Mike Tomlin had symptoms for two years before he was diagnosed with multiple sclerosis, or MS, a chronic disease that attacks the central nervous system.
Amy Gladfelter, of Eldersburg, started getting symptoms her freshman year of college. Her trainer thought it was a vitamin deficiency, but nothing worked, she said.
Finally, she got an MRI. Eventually, Tomlin got one too.
"It was kind of a relief, because I didn't know what was wrong with me for two years," Tomlin said.
Though the two are unrelated, their experiences are similar. And today, both will be participating in Bike MS: Bike to Bordeaux.
Bike to Bordeaux, which is sponsored by the National MS Society, is a 16-, 36- or 65-mile bike ride which begins and ends at Linganore Winecellars in Mount Airy. It will go through Carroll and Frederick counties and conclude with lunch and wine tasting at the finish line for the cyclists.
About 250 people from cyclists to volunteers will be participating in today's event.
Melissa Ward, a media spokesperson for the National MS Society, said the mix of participants can vary from people who have MS to those who just like to cycle. She compared it to other events like walks.
"Bike events are a little bit different," she said. "Walking is a little more accessible in that it's not just for the athletes."
Gladfelter said because she's always been an athlete, MS hasn't affected her much.
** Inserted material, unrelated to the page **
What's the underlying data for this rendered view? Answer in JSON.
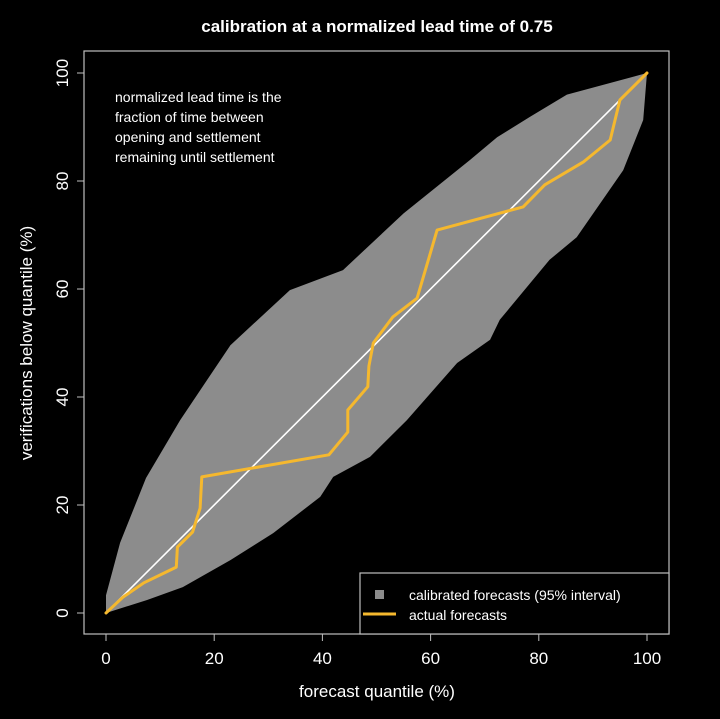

She was diagnosed right before her junior year of college, where she was on the lacrosse team at Duquesne University.
"It never slowed me down. I didn't miss a game in college," she said.
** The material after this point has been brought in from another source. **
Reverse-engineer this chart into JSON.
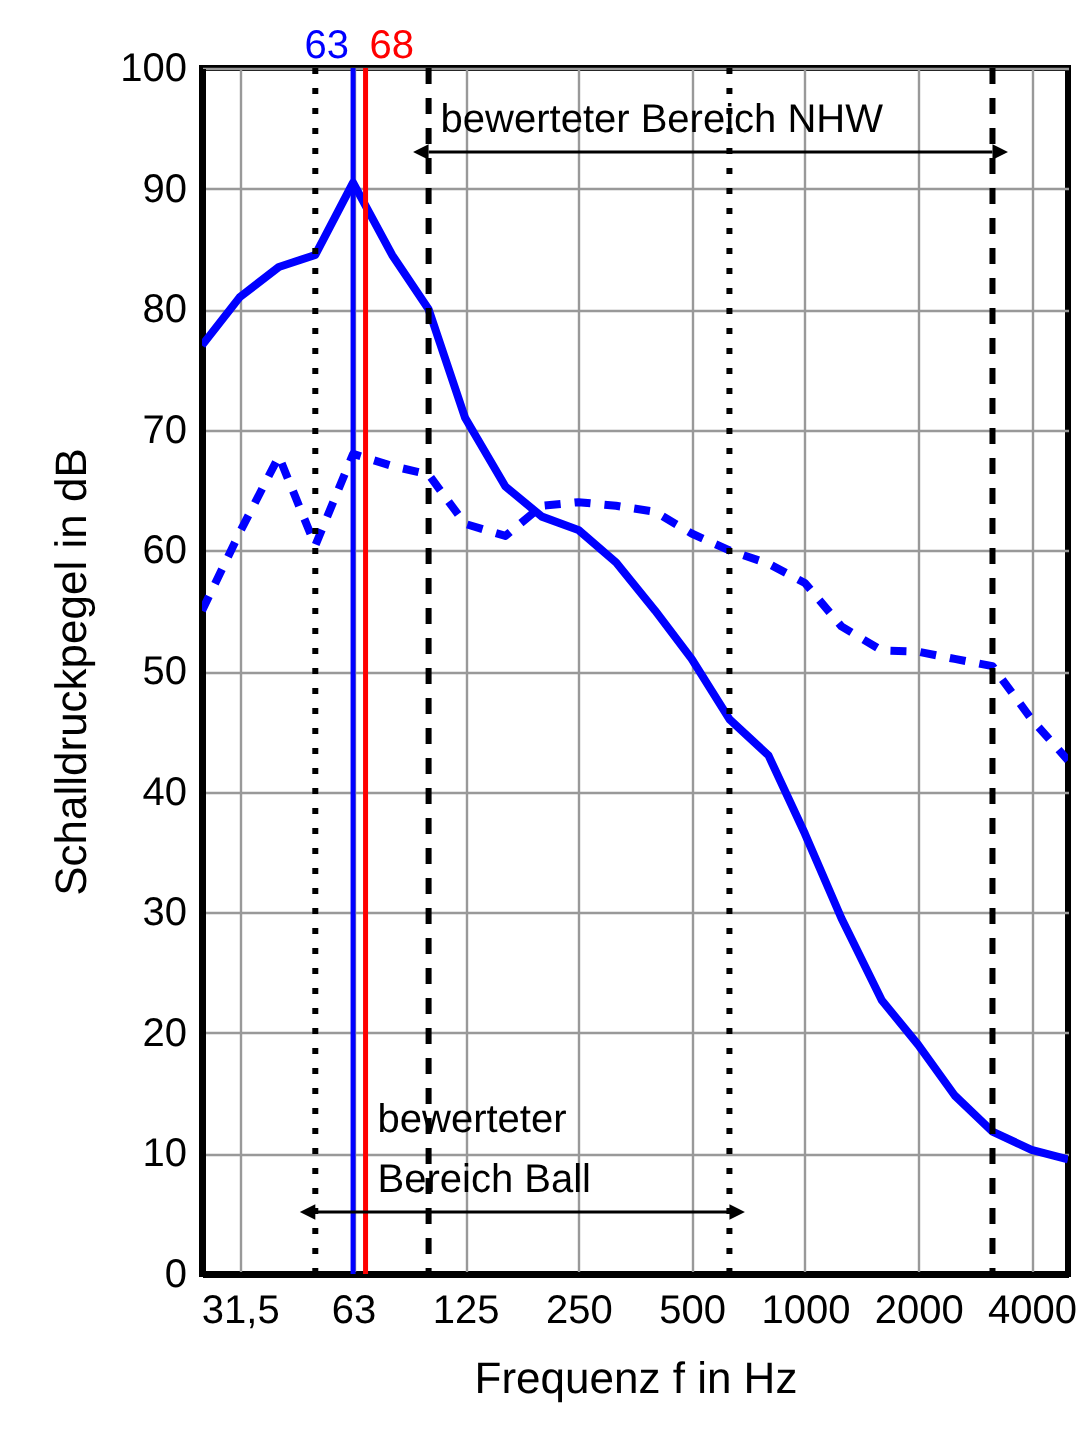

Tomlin said exercise has improved his MS. When he started cycling, he lost weight, but it also improved a slur he had in his speech and helps him think clearer, he said.
MS affects 2.1 million people worldwide, according to the National MS Society. Some symptoms include fatigue, numbness, balance and coordination problems, dizziness and cognitive dysfunction.
He said he got involved with Bike MS in 2009, and rode his first 100-mile race in 2011. Since then, he rides a 100-mile race every year and has cycled as many as 150 miles, he said.
"I have some numbness on my right side from the MS, so I really have to be mindful of my limitations. I have to listen to my body," he said.
While Tomlin lives in Hagerstown, he said he grew up near Taylorsville, so Bike to Bordeaux is fun for him.
"It's kind of like biking in my backyard," he said.
Tomlin said he knows his diagnosis has been a blessing, because he is still able to cycle. He hopes to bring a little bit of hope to others, he said.
Gladfelter said she hopes to find a cure to MS in her lifetime or her children's lifetime. Cycling a few miles to raise awareness and money is just a way to contribute.
"Also just to prove it can't stop you," she said.